Tablets (Loperamide hydrochloride)
If you prefer, relief is also available in tablet-form. Brands such as Imodium offer various different capsule forms that increase the solidity and decrease the frequency of stools.
They work to relieve the symptoms of diarrhoea within an hour. However, most Imodium products are only suitable if your child is over the age of 12.
The ‘BRAT’ Diet
When you have a stomach bug it’s important you don’t cause further discomfort by eating the wrong foods.
The ‘BRAT’ Diet consists of bananas, rice, apple sauce and toast.
These foods are easy to digest, provide a much needed energy boost for your young one and enable their stomach to recover.
Last, but certainly not least, is rest. Whilst this may be an obvious solution it’s important you and your child take time to fight the symptoms of a stomach bug.
Rest before resuming normal daily activities, and remember to wash your hands thoroughly. They can still pass on Norovirus and Rotavirus - even after their symptoms have disappeared!
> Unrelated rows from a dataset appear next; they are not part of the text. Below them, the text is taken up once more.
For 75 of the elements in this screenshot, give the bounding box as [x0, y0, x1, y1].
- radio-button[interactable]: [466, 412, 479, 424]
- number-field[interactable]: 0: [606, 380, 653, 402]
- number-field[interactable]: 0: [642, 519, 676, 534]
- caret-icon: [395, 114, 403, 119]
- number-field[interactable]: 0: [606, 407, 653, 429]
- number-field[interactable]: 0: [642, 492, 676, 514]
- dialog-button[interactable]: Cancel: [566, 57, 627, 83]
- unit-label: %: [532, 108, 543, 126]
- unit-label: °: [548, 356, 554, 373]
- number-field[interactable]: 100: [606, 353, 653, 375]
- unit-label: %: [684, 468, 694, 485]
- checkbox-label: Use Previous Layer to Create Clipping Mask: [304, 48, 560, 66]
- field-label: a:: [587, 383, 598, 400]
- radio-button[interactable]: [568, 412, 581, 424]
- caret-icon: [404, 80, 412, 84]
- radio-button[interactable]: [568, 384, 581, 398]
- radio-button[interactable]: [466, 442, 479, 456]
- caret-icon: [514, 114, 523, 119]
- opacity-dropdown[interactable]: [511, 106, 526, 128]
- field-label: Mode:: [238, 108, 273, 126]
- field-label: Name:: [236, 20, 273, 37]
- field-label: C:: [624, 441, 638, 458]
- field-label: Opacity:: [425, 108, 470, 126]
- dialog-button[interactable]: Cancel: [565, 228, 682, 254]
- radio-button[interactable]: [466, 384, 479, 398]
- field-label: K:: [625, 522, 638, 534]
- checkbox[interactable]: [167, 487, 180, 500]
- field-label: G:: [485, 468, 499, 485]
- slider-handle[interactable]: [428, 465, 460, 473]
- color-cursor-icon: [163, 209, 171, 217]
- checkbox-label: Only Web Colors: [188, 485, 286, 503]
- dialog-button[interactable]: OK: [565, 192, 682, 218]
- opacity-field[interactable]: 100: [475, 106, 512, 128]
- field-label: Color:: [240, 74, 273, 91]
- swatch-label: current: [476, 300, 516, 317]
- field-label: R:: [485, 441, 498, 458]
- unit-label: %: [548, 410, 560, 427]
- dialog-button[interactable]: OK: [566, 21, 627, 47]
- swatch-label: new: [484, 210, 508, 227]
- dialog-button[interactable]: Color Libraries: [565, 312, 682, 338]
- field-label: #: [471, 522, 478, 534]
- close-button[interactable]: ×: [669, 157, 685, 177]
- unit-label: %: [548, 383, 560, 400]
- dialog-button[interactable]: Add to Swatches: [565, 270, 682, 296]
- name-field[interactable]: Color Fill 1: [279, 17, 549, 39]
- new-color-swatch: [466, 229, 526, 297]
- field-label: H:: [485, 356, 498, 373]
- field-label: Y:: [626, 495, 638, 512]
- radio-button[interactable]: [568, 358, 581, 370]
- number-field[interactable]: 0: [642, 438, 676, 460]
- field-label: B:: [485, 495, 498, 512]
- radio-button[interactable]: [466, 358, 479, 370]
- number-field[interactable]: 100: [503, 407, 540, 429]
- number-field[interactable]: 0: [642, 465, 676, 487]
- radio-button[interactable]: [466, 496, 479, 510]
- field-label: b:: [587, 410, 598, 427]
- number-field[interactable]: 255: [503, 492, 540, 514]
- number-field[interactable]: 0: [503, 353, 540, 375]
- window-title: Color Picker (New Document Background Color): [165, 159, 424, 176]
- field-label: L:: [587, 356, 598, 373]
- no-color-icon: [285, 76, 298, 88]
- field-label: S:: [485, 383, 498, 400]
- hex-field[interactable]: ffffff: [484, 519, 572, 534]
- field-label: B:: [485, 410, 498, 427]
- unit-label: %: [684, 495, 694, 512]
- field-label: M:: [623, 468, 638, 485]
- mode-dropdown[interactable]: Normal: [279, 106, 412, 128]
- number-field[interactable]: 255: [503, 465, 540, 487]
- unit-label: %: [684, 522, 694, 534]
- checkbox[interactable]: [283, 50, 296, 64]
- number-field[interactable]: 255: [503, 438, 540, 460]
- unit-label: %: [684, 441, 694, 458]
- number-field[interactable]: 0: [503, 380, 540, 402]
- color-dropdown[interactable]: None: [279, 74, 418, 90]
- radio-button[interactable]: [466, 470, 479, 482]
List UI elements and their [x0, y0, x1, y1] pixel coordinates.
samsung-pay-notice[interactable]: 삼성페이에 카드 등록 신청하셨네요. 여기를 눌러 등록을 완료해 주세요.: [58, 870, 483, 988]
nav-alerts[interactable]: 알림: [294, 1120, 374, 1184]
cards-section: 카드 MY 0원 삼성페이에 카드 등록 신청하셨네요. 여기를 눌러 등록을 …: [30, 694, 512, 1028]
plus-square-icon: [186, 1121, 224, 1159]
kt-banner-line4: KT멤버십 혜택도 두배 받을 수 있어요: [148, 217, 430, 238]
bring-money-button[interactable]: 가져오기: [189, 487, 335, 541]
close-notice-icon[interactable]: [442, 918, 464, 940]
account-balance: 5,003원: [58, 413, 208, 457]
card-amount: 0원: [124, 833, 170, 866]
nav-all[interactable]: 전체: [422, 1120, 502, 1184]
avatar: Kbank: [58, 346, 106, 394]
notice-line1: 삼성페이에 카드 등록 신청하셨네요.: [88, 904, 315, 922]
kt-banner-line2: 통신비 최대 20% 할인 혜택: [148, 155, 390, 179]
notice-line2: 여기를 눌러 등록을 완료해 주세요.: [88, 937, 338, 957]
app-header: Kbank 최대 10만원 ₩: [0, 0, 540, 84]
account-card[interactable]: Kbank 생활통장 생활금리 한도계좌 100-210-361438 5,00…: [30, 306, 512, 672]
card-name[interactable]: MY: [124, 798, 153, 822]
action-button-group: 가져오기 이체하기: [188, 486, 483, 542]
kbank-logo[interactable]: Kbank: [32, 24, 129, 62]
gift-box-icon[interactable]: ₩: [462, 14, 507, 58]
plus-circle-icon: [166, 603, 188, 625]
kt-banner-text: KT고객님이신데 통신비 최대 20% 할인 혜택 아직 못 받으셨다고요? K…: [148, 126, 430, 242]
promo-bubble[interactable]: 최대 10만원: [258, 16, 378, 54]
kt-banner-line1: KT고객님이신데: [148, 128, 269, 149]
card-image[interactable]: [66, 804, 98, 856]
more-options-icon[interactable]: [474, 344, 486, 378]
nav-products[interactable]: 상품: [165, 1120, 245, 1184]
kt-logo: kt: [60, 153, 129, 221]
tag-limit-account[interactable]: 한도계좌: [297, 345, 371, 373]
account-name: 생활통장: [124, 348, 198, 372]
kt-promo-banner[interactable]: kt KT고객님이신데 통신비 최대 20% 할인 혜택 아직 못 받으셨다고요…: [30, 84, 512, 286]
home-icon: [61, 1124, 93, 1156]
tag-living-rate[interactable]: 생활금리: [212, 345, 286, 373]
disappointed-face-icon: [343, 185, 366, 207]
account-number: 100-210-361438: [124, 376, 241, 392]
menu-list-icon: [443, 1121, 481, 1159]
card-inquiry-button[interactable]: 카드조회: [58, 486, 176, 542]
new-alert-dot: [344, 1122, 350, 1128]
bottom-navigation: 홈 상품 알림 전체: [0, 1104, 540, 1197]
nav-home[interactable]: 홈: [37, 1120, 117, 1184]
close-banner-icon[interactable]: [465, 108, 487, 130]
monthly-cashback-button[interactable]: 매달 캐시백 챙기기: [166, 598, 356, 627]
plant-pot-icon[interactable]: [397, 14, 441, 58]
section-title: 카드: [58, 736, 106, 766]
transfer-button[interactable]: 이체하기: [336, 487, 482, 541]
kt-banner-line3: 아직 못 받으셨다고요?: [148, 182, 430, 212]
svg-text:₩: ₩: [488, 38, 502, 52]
At the first sign of symptoms, make sure your child rests. This will ensure they’re back on their feet in no time.
Stomach bugs put our body under a lot of strain. The loss of fluids through diarrhoea and vomiting cause lethargy and dehydration.
Taking some time to rest allows your bodies to relax, recover and fight off persistent symptoms.
The effects of stomach bugs are generally not long-lasting, but they leave us feeling drained and weary.
Following these steps can reduce the chances of your child contracting a bug. It will also help to speed up their recovery process if they do fall ill.
If your child’s symptoms do persist or get worse then it’s important to contact a medical professional immediately.